Cassie frowned at her friend’s attempted wit. She still hadn’t taken time to change from her shorts and T-shirt, but she had grabbed her sandals this time. “Don’t start with me, Dee,” Cassie warned. “I’ve already had a morning straight from hell and it’s only ten o’clock.”

“Well, your reason for dragging my butt in here on a Saturday better be a good one,” the tall blonde said as she pulled on a lab coat. “I don’t ruin my weekends for just anyone.”

“Spare me the poor pitiful-me act,” Cassie grumbled. “As much as my mother pays you to take care of this fancy dog of hers, I think you can afford the sacrifice.”

“Touché,” Dee conceded. “Follow me.”

Crate in hand, Cassie followed her friend down the hallway to the first doggy examining room. “I know I was vague on the phone, Dee, but I wanted to get here as fast as I could.”

Dee waited until Cassie placed the crate on the table before she unfastened the latch and gently lifted the tiny dog out. “Hey there, Miss Duchess,” Dee cooed. “What’s wrong, sweetie? Are you under the weather today?”
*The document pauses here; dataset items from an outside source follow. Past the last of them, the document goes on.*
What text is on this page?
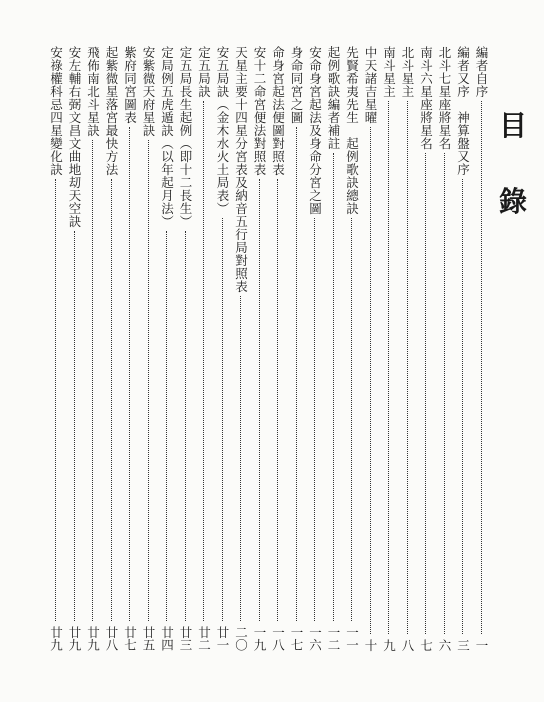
目
錄
編者自序
一
編者又序　神算盤又序
三
北斗七星座將星名
六
南斗六星座將星名
七
北斗星主
八
南斗星主
九
中天諸吉星曜
十
先賢希夷先生　起例歌訣總訣
一一
起例歌訣編者補註
一二
安命身宮起法及身命分宮之圖
一六
身命同宮之圖
一七
命身宮起法便圖對照表
一八
安十二命宮便法對照表
一九
天星主要十四星分宮表及納音五行局對照表
二〇
安五局訣（金木水火土局表）
廿一
定五局訣
廿二
定五局長生起例（即十二長生）
廿三
定局例五虎遁訣（以年起月法）
廿四
安紫微天府星訣
廿五
紫府同宮圖表
廿七
起紫微星落宮最快方法
廿八
飛佈南北斗星訣
廿九
安左輔右弼文昌文曲地刧天空訣
廿九
安祿權科忌四星變化訣
廿九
“No. She was under the sex-crazed terrier who lives down the street.”

Clutching Duchess to her breast as if Cassie had arranged for the lewd rendezvous herself, Dee glared in Cassie’s direction. “That isn’t even funny, Cassie. The champion sire your mother arranged for will be here on Monday. If you’ve allowed another dog to get to Duchess first, your mother will kill you.”

Cassie’s deadpan look spoke volumes. “Of course Lenora’s going to kill me, you nitwit. Why do you think I was practically in tears when I called you?”

Ignoring the shocked look on Dee’s perfectly made-up face, Cassie began pacing around the room, talking more to herself than to her judgmental friend. “Believe me, Dee, if you think I’m taking this lightly, you’re badly mistaken. I’m the one who insisted that I should stay behind to keep Duchess and make sure everything went as planned with those breeders from London. ‘I can handle it, Mother,’ I kept saying until I was blue in the face. And do you know what’s so funny?” Cassie added with a hysterical giggle. “For once, Lenora actually trusted me to have enough sense to take care of things. Leave it to me to screw it up and only reinforce my mother’s opinion that I’m not capable of doing anything right.”